Tyman Plc (LON: TYMN) have released their trading update for investors and shareholders, with reported improving performance in financial 2019 despite tough market conditions, alluding to Brexit complications.
The tough market conditions have seen the UK manufacturing sector shrink, looking its weakest since 2009 which Tyman referenced for the slips earlier in the year.
The engineered components supplier said revenue and adjusted operating profit for the full year are expected to be ahead of 2018 and in line with current market expectations, which will suffice shareholders.
The improved performance was helped by contributions from last year’s acquisitions and the strength of the dollar against sterling.
Tyman highlighted that the growth was achieved despite its markets remaining “challenging”, with European and UK markets having weakened further since the end of July.

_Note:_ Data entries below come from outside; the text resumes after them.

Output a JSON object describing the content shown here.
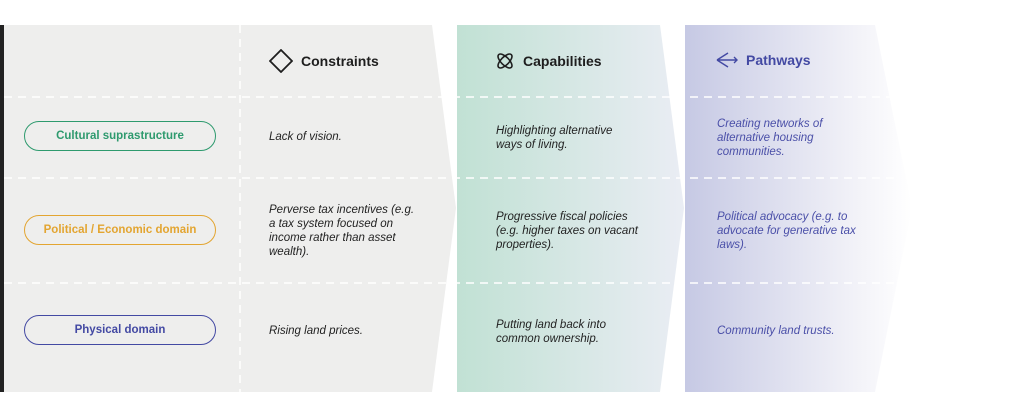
{
  "colors": {
    "cultural": "#2e9a6e",
    "political": "#e3a531",
    "physical": "#4349a3",
    "pathways_text": "#4a4fa8",
    "constraints_bg": "#eeeeed",
    "capabilities_bg": "#c2e2d6",
    "pathways_bg": "#c8cbe6"
  },
  "columns": [
    {
      "title": "Constraints",
      "icon": "diamond-icon"
    },
    {
      "title": "Capabilities",
      "icon": "atom-icon"
    },
    {
      "title": "Pathways",
      "icon": "diverging-arrows-icon"
    }
  ],
  "rows": [
    {
      "label": "Cultural suprastructure",
      "constraint": "Lack of vision.",
      "capability": "Highlighting alternative ways of living.",
      "pathway": "Creating networks of alternative housing communities."
    },
    {
      "label": "Political / Economic domain",
      "constraint": "Perverse tax incentives (e.g. a tax system focused on income rather than asset wealth).",
      "capability": "Progressive fiscal policies (e.g. higher taxes on vacant properties).",
      "pathway": "Political advocacy (e.g. to advocate for generative tax laws)."
    },
    {
      "label": "Physical domain",
      "constraint": "Rising land prices.",
      "capability": "Putting land back into common ownership.",
      "pathway": "Community land trusts."
    }
  ]
}
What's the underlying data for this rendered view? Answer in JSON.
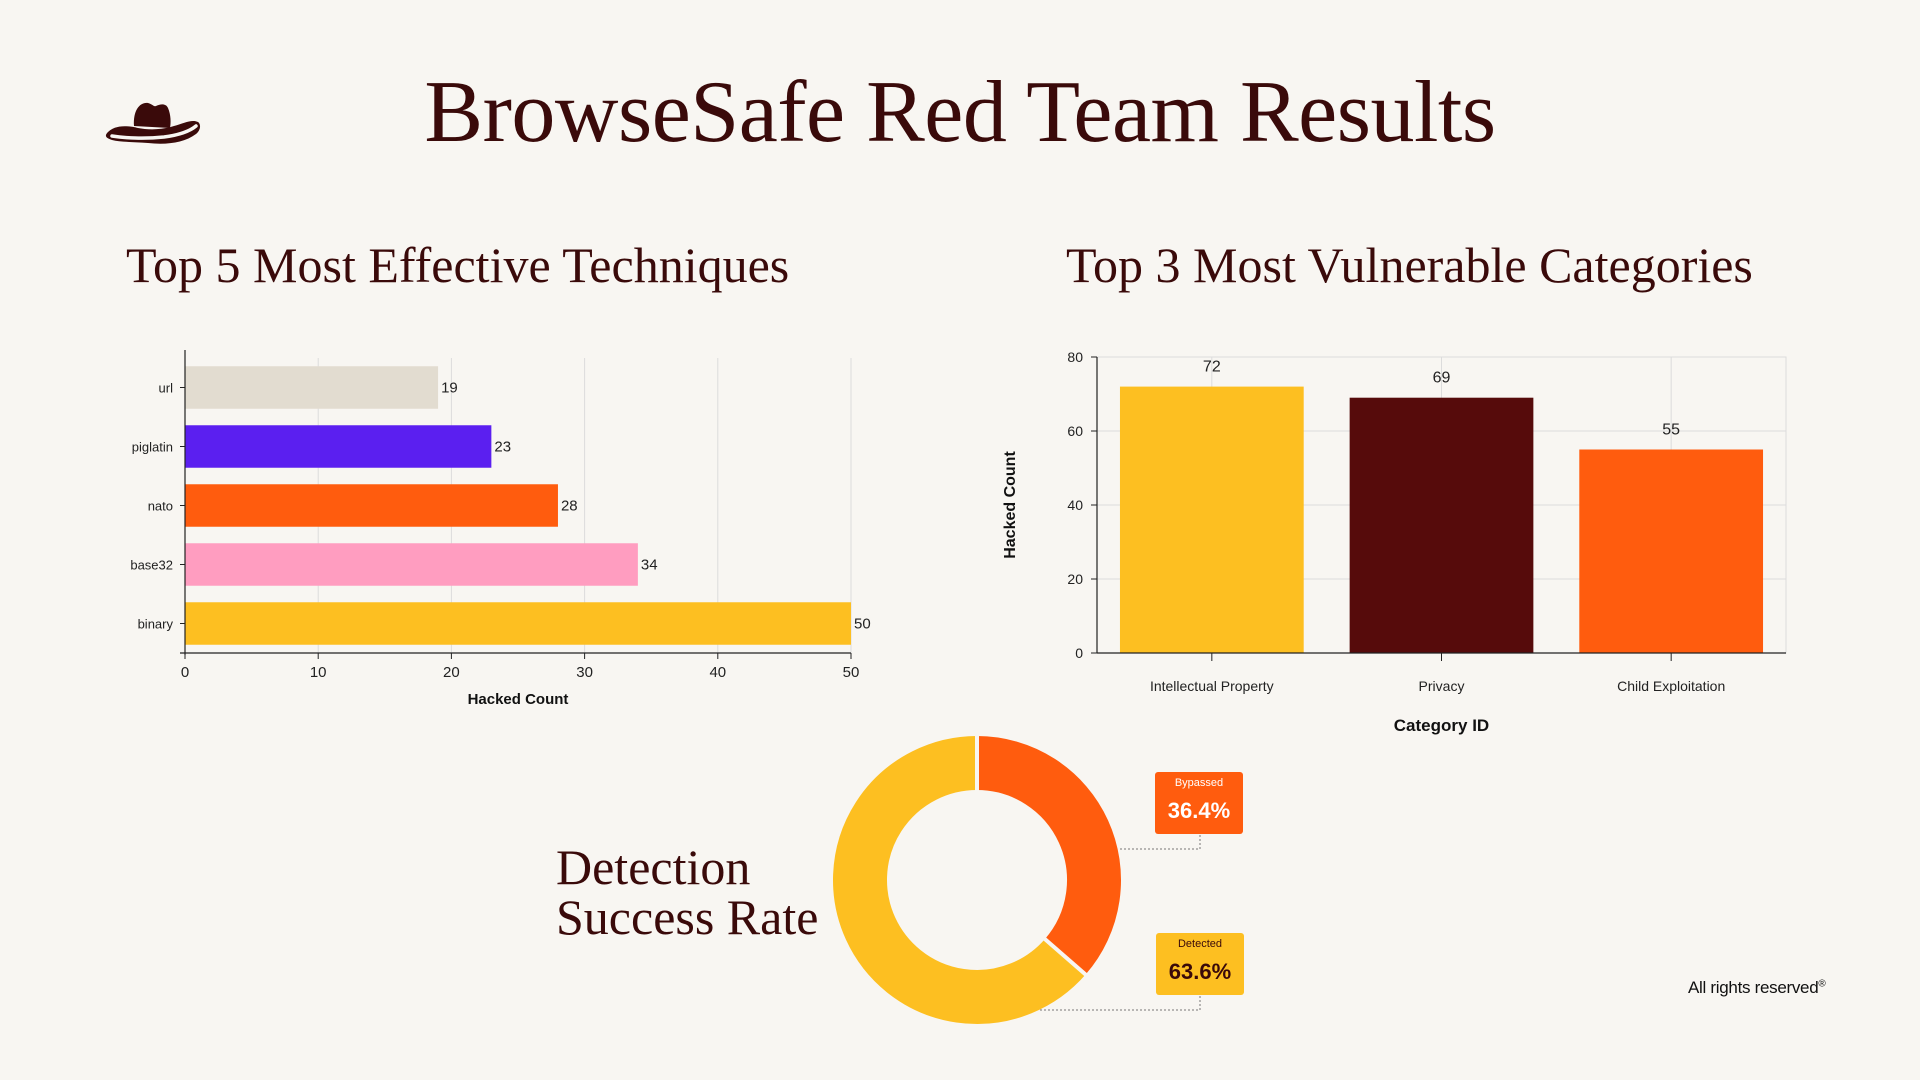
{
  "title": "BrowseSafe Red Team Results",
  "logo": {
    "icon": "cowboy-hat-icon",
    "color": "#3a0a0a"
  },
  "footer": {
    "text": "All rights reserved",
    "mark": "®"
  },
  "colors": {
    "text": "#3a0a0a",
    "orange": "#ff5c0e",
    "yellow": "#fdbf21",
    "maroon": "#560b0b",
    "purple": "#5b1ff0",
    "pink": "#ff9dc0",
    "beige": "#e2dcd0"
  },
  "sections": {
    "techniques": {
      "title": "Top 5 Most Effective Techniques"
    },
    "categories": {
      "title": "Top 3 Most Vulnerable Categories"
    },
    "detection": {
      "title_line1": "Detection",
      "title_line2": "Success Rate"
    }
  },
  "chart_data": [
    {
      "type": "bar",
      "orientation": "horizontal",
      "title": "Top 5 Most Effective Techniques",
      "categories": [
        "url",
        "piglatin",
        "nato",
        "base32",
        "binary"
      ],
      "values": [
        19,
        23,
        28,
        34,
        50
      ],
      "colors": [
        "#e2dcd0",
        "#5b1ff0",
        "#ff5c0e",
        "#ff9dc0",
        "#fdbf21"
      ],
      "xlabel": "Hacked Count",
      "ylabel": "",
      "xlim": [
        0,
        50
      ],
      "xticks": [
        0,
        10,
        20,
        30,
        40,
        50
      ],
      "grid": true,
      "data_labels": true
    },
    {
      "type": "bar",
      "orientation": "vertical",
      "title": "Top 3 Most Vulnerable Categories",
      "categories": [
        "Intellectual Property",
        "Privacy",
        "Child Exploitation"
      ],
      "values": [
        72,
        69,
        55
      ],
      "colors": [
        "#fdbf21",
        "#560b0b",
        "#ff5c0e"
      ],
      "xlabel": "Category ID",
      "ylabel": "Hacked Count",
      "ylim": [
        0,
        80
      ],
      "yticks": [
        0,
        20,
        40,
        60,
        80
      ],
      "grid": true,
      "data_labels": true
    },
    {
      "type": "pie",
      "style": "donut",
      "title": "Detection Success Rate",
      "labels": [
        "Bypassed",
        "Detected"
      ],
      "values": [
        36.4,
        63.6
      ],
      "value_labels": [
        "36.4%",
        "63.6%"
      ],
      "colors": [
        "#ff5c0e",
        "#fdbf21"
      ]
    }
  ]
}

Tyman also reported about North American operations, which remained broadly flat with no clear indication as to when markets would return to higher activity.
“Whilst our main markets remain challenging, we are pleased with the progress being made in our operational performance in North America, with both customer service levels and productivity showing an improving trend,” said Chief Executive Jo Hallas.

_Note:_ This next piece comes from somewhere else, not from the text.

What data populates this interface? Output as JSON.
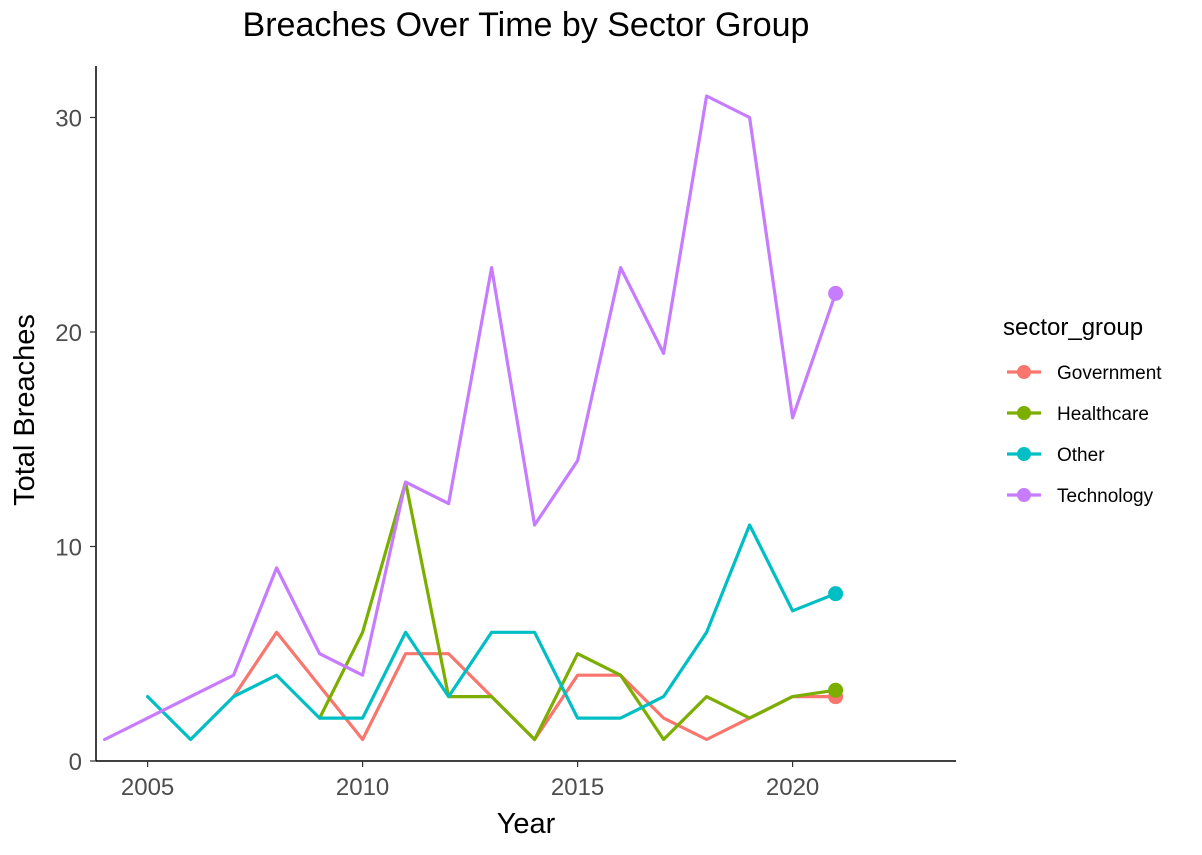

The FTSE All Share (INDEXFTSE: ASX) listed company said that European and UK markets had weakened its performance since half year results were published.

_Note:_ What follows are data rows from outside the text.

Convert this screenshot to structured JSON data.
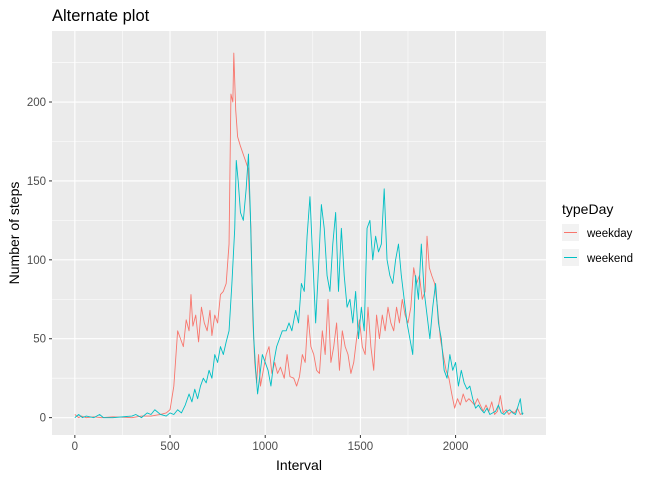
{
  "chart_data": {
    "type": "line",
    "title": "Alternate plot",
    "xlabel": "Interval",
    "ylabel": "Number of steps",
    "xlim": [
      -120,
      2475
    ],
    "ylim": [
      -11,
      245
    ],
    "x_ticks": [
      0,
      500,
      1000,
      1500,
      2000
    ],
    "x_tick_labels": [
      "0",
      "500",
      "1000",
      "1500",
      "2000"
    ],
    "y_ticks": [
      0,
      50,
      100,
      150,
      200
    ],
    "y_tick_labels": [
      "0",
      "50",
      "100",
      "150",
      "200"
    ],
    "grid": true,
    "legend": {
      "title": "typeDay",
      "position": "right"
    },
    "series": [
      {
        "name": "weekday",
        "color": "#F8766D",
        "points": [
          [
            0,
            2
          ],
          [
            20,
            0
          ],
          [
            35,
            1
          ],
          [
            60,
            0
          ],
          [
            100,
            0.5
          ],
          [
            140,
            0
          ],
          [
            200,
            0.5
          ],
          [
            300,
            0
          ],
          [
            350,
            1
          ],
          [
            400,
            1
          ],
          [
            450,
            2
          ],
          [
            480,
            3
          ],
          [
            500,
            5
          ],
          [
            520,
            20
          ],
          [
            540,
            55
          ],
          [
            555,
            50
          ],
          [
            570,
            45
          ],
          [
            585,
            62
          ],
          [
            600,
            55
          ],
          [
            610,
            78
          ],
          [
            620,
            58
          ],
          [
            635,
            65
          ],
          [
            650,
            48
          ],
          [
            665,
            70
          ],
          [
            680,
            60
          ],
          [
            695,
            55
          ],
          [
            710,
            68
          ],
          [
            720,
            52
          ],
          [
            735,
            65
          ],
          [
            750,
            60
          ],
          [
            765,
            78
          ],
          [
            780,
            80
          ],
          [
            795,
            85
          ],
          [
            810,
            110
          ],
          [
            820,
            205
          ],
          [
            830,
            200
          ],
          [
            835,
            231
          ],
          [
            845,
            195
          ],
          [
            855,
            178
          ],
          [
            870,
            172
          ],
          [
            890,
            165
          ],
          [
            910,
            158
          ],
          [
            925,
            120
          ],
          [
            935,
            62
          ],
          [
            945,
            35
          ],
          [
            955,
            22
          ],
          [
            965,
            40
          ],
          [
            975,
            20
          ],
          [
            990,
            30
          ],
          [
            1005,
            40
          ],
          [
            1020,
            45
          ],
          [
            1035,
            28
          ],
          [
            1050,
            35
          ],
          [
            1065,
            28
          ],
          [
            1080,
            32
          ],
          [
            1100,
            25
          ],
          [
            1115,
            40
          ],
          [
            1130,
            26
          ],
          [
            1150,
            25
          ],
          [
            1165,
            20
          ],
          [
            1180,
            26
          ],
          [
            1195,
            40
          ],
          [
            1210,
            35
          ],
          [
            1225,
            65
          ],
          [
            1240,
            45
          ],
          [
            1255,
            40
          ],
          [
            1270,
            30
          ],
          [
            1285,
            28
          ],
          [
            1300,
            55
          ],
          [
            1315,
            40
          ],
          [
            1330,
            75
          ],
          [
            1345,
            35
          ],
          [
            1360,
            45
          ],
          [
            1375,
            60
          ],
          [
            1390,
            30
          ],
          [
            1405,
            55
          ],
          [
            1420,
            45
          ],
          [
            1435,
            40
          ],
          [
            1450,
            28
          ],
          [
            1465,
            35
          ],
          [
            1480,
            50
          ],
          [
            1495,
            62
          ],
          [
            1510,
            45
          ],
          [
            1525,
            40
          ],
          [
            1540,
            70
          ],
          [
            1555,
            45
          ],
          [
            1570,
            30
          ],
          [
            1585,
            65
          ],
          [
            1600,
            50
          ],
          [
            1615,
            65
          ],
          [
            1630,
            55
          ],
          [
            1645,
            70
          ],
          [
            1660,
            60
          ],
          [
            1675,
            55
          ],
          [
            1690,
            70
          ],
          [
            1705,
            60
          ],
          [
            1720,
            75
          ],
          [
            1735,
            65
          ],
          [
            1750,
            60
          ],
          [
            1765,
            70
          ],
          [
            1780,
            95
          ],
          [
            1795,
            85
          ],
          [
            1810,
            90
          ],
          [
            1825,
            75
          ],
          [
            1840,
            80
          ],
          [
            1850,
            115
          ],
          [
            1862,
            95
          ],
          [
            1875,
            90
          ],
          [
            1890,
            85
          ],
          [
            1905,
            70
          ],
          [
            1920,
            50
          ],
          [
            1935,
            40
          ],
          [
            1950,
            30
          ],
          [
            1965,
            25
          ],
          [
            1980,
            15
          ],
          [
            1995,
            6
          ],
          [
            2010,
            12
          ],
          [
            2025,
            8
          ],
          [
            2040,
            15
          ],
          [
            2055,
            10
          ],
          [
            2070,
            12
          ],
          [
            2085,
            10
          ],
          [
            2100,
            8
          ],
          [
            2115,
            12
          ],
          [
            2130,
            8
          ],
          [
            2145,
            4
          ],
          [
            2160,
            8
          ],
          [
            2175,
            4
          ],
          [
            2190,
            10
          ],
          [
            2205,
            2
          ],
          [
            2220,
            4
          ],
          [
            2235,
            14
          ],
          [
            2250,
            3
          ],
          [
            2265,
            5
          ],
          [
            2280,
            2
          ],
          [
            2295,
            4
          ],
          [
            2310,
            3
          ],
          [
            2325,
            6
          ],
          [
            2340,
            2
          ],
          [
            2355,
            3
          ]
        ]
      },
      {
        "name": "weekend",
        "color": "#00BFC4",
        "points": [
          [
            0,
            0
          ],
          [
            20,
            2
          ],
          [
            40,
            0
          ],
          [
            60,
            1
          ],
          [
            100,
            0
          ],
          [
            130,
            2
          ],
          [
            150,
            0
          ],
          [
            200,
            0
          ],
          [
            300,
            1
          ],
          [
            320,
            2
          ],
          [
            350,
            0
          ],
          [
            380,
            3
          ],
          [
            400,
            2
          ],
          [
            420,
            5
          ],
          [
            450,
            2
          ],
          [
            480,
            1
          ],
          [
            500,
            3
          ],
          [
            520,
            2
          ],
          [
            540,
            5
          ],
          [
            560,
            3
          ],
          [
            580,
            8
          ],
          [
            600,
            15
          ],
          [
            615,
            10
          ],
          [
            630,
            18
          ],
          [
            645,
            12
          ],
          [
            660,
            20
          ],
          [
            675,
            25
          ],
          [
            690,
            22
          ],
          [
            705,
            30
          ],
          [
            720,
            25
          ],
          [
            735,
            40
          ],
          [
            750,
            35
          ],
          [
            765,
            45
          ],
          [
            780,
            40
          ],
          [
            795,
            48
          ],
          [
            810,
            55
          ],
          [
            825,
            85
          ],
          [
            840,
            120
          ],
          [
            848,
            163
          ],
          [
            858,
            150
          ],
          [
            870,
            130
          ],
          [
            885,
            125
          ],
          [
            900,
            145
          ],
          [
            912,
            167
          ],
          [
            922,
            130
          ],
          [
            932,
            80
          ],
          [
            940,
            50
          ],
          [
            950,
            30
          ],
          [
            960,
            15
          ],
          [
            970,
            25
          ],
          [
            985,
            40
          ],
          [
            1000,
            35
          ],
          [
            1015,
            30
          ],
          [
            1030,
            20
          ],
          [
            1045,
            35
          ],
          [
            1060,
            45
          ],
          [
            1075,
            50
          ],
          [
            1090,
            55
          ],
          [
            1110,
            55
          ],
          [
            1125,
            60
          ],
          [
            1140,
            55
          ],
          [
            1160,
            68
          ],
          [
            1175,
            60
          ],
          [
            1190,
            85
          ],
          [
            1205,
            80
          ],
          [
            1220,
            115
          ],
          [
            1235,
            140
          ],
          [
            1250,
            100
          ],
          [
            1265,
            60
          ],
          [
            1280,
            95
          ],
          [
            1295,
            135
          ],
          [
            1310,
            120
          ],
          [
            1325,
            90
          ],
          [
            1340,
            80
          ],
          [
            1355,
            110
          ],
          [
            1370,
            130
          ],
          [
            1385,
            80
          ],
          [
            1400,
            120
          ],
          [
            1415,
            90
          ],
          [
            1430,
            70
          ],
          [
            1445,
            75
          ],
          [
            1460,
            60
          ],
          [
            1475,
            80
          ],
          [
            1490,
            50
          ],
          [
            1505,
            70
          ],
          [
            1520,
            55
          ],
          [
            1535,
            120
          ],
          [
            1550,
            125
          ],
          [
            1565,
            100
          ],
          [
            1580,
            115
          ],
          [
            1595,
            105
          ],
          [
            1610,
            110
          ],
          [
            1625,
            145
          ],
          [
            1640,
            100
          ],
          [
            1655,
            90
          ],
          [
            1670,
            85
          ],
          [
            1685,
            100
          ],
          [
            1700,
            110
          ],
          [
            1715,
            90
          ],
          [
            1730,
            75
          ],
          [
            1745,
            60
          ],
          [
            1760,
            50
          ],
          [
            1775,
            40
          ],
          [
            1790,
            90
          ],
          [
            1805,
            75
          ],
          [
            1820,
            110
          ],
          [
            1835,
            80
          ],
          [
            1850,
            65
          ],
          [
            1865,
            50
          ],
          [
            1880,
            70
          ],
          [
            1895,
            85
          ],
          [
            1910,
            60
          ],
          [
            1925,
            50
          ],
          [
            1940,
            30
          ],
          [
            1955,
            25
          ],
          [
            1970,
            40
          ],
          [
            1985,
            30
          ],
          [
            2000,
            35
          ],
          [
            2015,
            20
          ],
          [
            2030,
            30
          ],
          [
            2045,
            22
          ],
          [
            2060,
            18
          ],
          [
            2075,
            20
          ],
          [
            2090,
            12
          ],
          [
            2105,
            6
          ],
          [
            2120,
            8
          ],
          [
            2135,
            5
          ],
          [
            2150,
            3
          ],
          [
            2165,
            6
          ],
          [
            2180,
            2
          ],
          [
            2195,
            3
          ],
          [
            2210,
            4
          ],
          [
            2225,
            8
          ],
          [
            2240,
            3
          ],
          [
            2255,
            2
          ],
          [
            2270,
            4
          ],
          [
            2285,
            5
          ],
          [
            2300,
            3
          ],
          [
            2315,
            2
          ],
          [
            2330,
            8
          ],
          [
            2340,
            12
          ],
          [
            2350,
            2
          ],
          [
            2355,
            3
          ]
        ]
      }
    ]
  }
}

Tyman is one of many British firms that have alluded to tough market conditions being a dampener on business.
The British industry has seen many firms struggle such as Dunelm (LON: DNLM), and Links of London.
Whilst firms such as Tyman fight to stay afloat in these testing waters, some firms have sunk following crisis’ business performance.
Giants such as Thomas Cook (LON:TCG) and more recently Mothercare (LON: MTC) have joined a long list of British firm departures from the high street.
Shares of Tyman have jumped 8.96% since the announcement, and shares are currently trading at 225p per share. 6/11/19 13:39BST.